Dr. Heath S. Rickmond is husband to Jackie and dad to Elias and Ansley. He holds his Ph.D. in systematic theology from The Southern Baptist Theological Seminary. He teaches Bible and technology at Christian Academy Southwest in Louisville, KY. Heath says, "I'm a justified beggar showing other beggars where to find bread. I'm a nerdy hero who wishes he was super."

For friends and relatives of those with special needs children

Andrew and Rachel Wilson have written a book that I think will be a Christian classic for parents of special needs children. Through a repeated cycle of obedience and lamentation (weeping, worshiping, waiting, witnessing, and breathing), The Life We Never Expected teaches us to grieve and to laugh and to trust. 

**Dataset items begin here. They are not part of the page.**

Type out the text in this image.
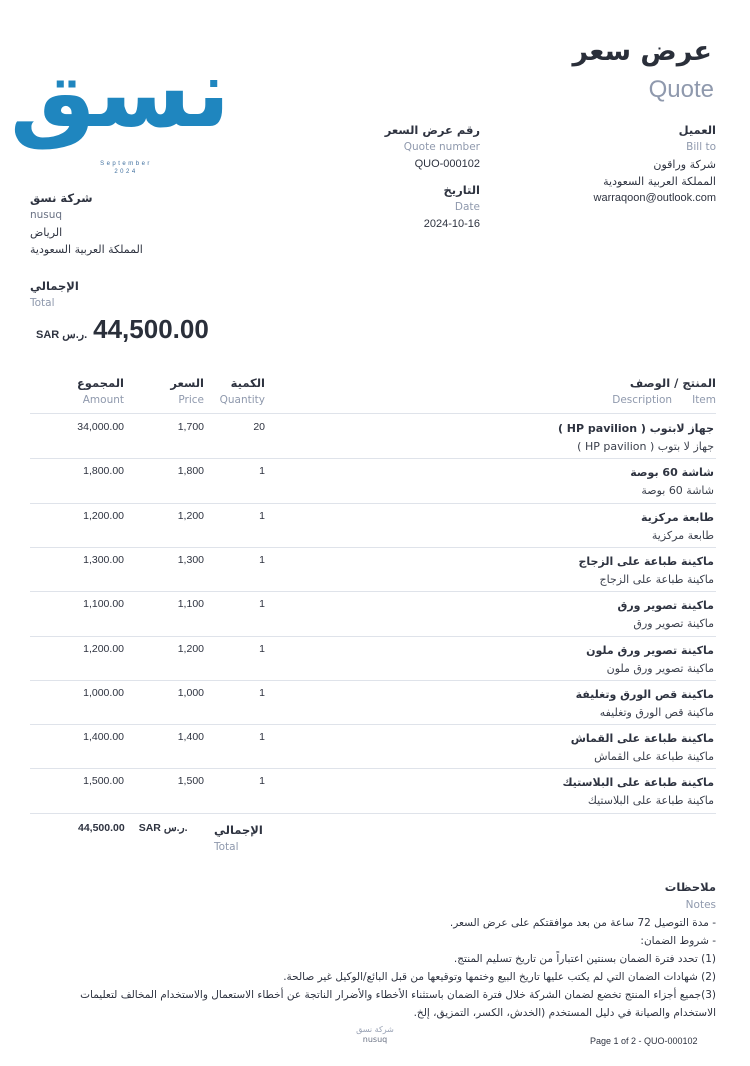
عرض سعر
Quote
نسق
September
2024
العميل
Bill to
شركة وراقون
المملكة العربية السعودية
warraqoon@outlook.com
رقم عرض السعر
Quote number
QUO-000102
التاريخ
Date
2024-10-16
شركة نسق
nusuq
الرياض
المملكة العربية السعودية
الإجمالي
Total
SAR ر.س. 44,500.00
المنتج / الوصف
Description Item
الكمية
Quantity
السعر
Price
المجموع
Amount
جهاز لابتوب ( HP pavilion )
جهاز لا بتوب ( HP pavilion )
20
1,700
34,000.00
شاشة 60 بوصة
شاشة 60 بوصة
1
1,800
1,800.00
طابعة مركزية
طابعة مركزية
1
1,200
1,200.00
ماكينة طباعة على الزجاج
ماكينة طباعة على الزجاج
1
1,300
1,300.00
ماكينة تصوير ورق
ماكينة تصوير ورق
1
1,100
1,100.00
ماكينة تصوير ورق ملون
ماكينة تصوير ورق ملون
1
1,200
1,200.00
ماكينة قص الورق وتغليفة
ماكينة قص الورق وتغليفه
1
1,000
1,000.00
ماكينة طباعة على القماش
ماكينة طباعة على القماش
1
1,400
1,400.00
ماكينة طباعة على البلاستيك
ماكينة طباعة على البلاستيك
1
1,500
1,500.00
44,500.00 SAR ر.س. الإجمالي
Total
ملاحظات
Notes
- مدة التوصيل 72 ساعة من بعد موافقتكم على عرض السعر.
- شروط الضمان:
(1) تحدد فترة الضمان بسنتين اعتباراً من تاريخ تسليم المنتج.
(2) شهادات الضمان التي لم يكتب عليها تاريخ البيع وختمها وتوقيعها من قبل البائع/الوكيل غير صالحة.
(3)جميع أجزاء المنتج تخضع لضمان الشركة خلال فترة الضمان باستثناء الأخطاء والأضرار الناتجة عن أخطاء الاستعمال والاستخدام المخالف لتعليمات
الاستخدام والصيانة في دليل المستخدم (الخدش، الكسر، التمزيق، إلخ.
شركة نسق
nusuq	Page 1 of 2 - QUO-000102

I've pointed to this first chapter, "When Life Gives You Oranges," before, but one of the chapters I found to be most profound when reading the (British version of the) book this past Spring was Rachel's "A Note to Friends and Relatives." She writes:

A fantastic extended family has helped practically in a myriad of ways. Our group of friends and church network have given countless kind words and prayed faithfully. Our experience of interacting with friends and relatives through our whole journey has been superb.

At the same time, though, we know that this is not always true for everyone. Some reactions, however well intentioned, can be extremely unhelpful. So since it is hard to know what to say when people are going through a hard time, and since words have such power to build up or tear down, we though it might be good to give a few suggestions on how to respond when friends or relatives of your are hit by disabilities, particularly in the case of their children. In saying this, please know that we have gotten this wrong as much as the next person! 

Here is Rachel's advice in brief:

First, sympathy alone is more helpful than trying to cheer. So many find it hard to stop at "That is so hard, and I am so sorry." But looking for an explanation or a silver lining too quickly can do more harm than good. This is especially important for parents of autistic kids. She writes, "The reality is that most children with disabilities won't be among the savant few and won't have their whole worlds turned upside down by horse whispering or crochet or the latest therapy fad, and there is, consequently, a very real reason to grieve."

Second, practical acts of service are enormously powerful. Often Christians want to pray for healing but no one offers to provide one-on-one care for a child with needs while the parents attend a church gathering. While reading this section, I gave thanks for the special needs ministry at our local congregation and for the many women who have spent time in our home each week taking care of Lucy. But I was reminded about the weeks during our diagnosis process when I could have better cared for Megan simply by asking others in our church to prepare a meal. I was also reminded that the population of special needs children in churches is 73% lower than the population in public schools. Practical service of grieving caretakers is a great need.

Finally, it should be acknowledged that those around the special needs family suffer as well. Grandparents, siblings, and close friends also grieve a difficult diagnosis. Rachel writes, "We have really benefited from the speed with which those around us have come to a place of acceptance and the fact that we have not had to justify decisions about schooling, mealtimes... More than almost anything else, we have really appreciated the leeway we have been given by friends and colleagues to miss birthday celebrations, duck out of evening events, arrive at things late, leave things early, or retreat with children into bedrooms (during parties) and side chapels (during weddings)." At the same time, those closest to a special needs family have had their dreams rearranged as well. Just as those around us have a role to play in helping us, we also have an important role in helping them too.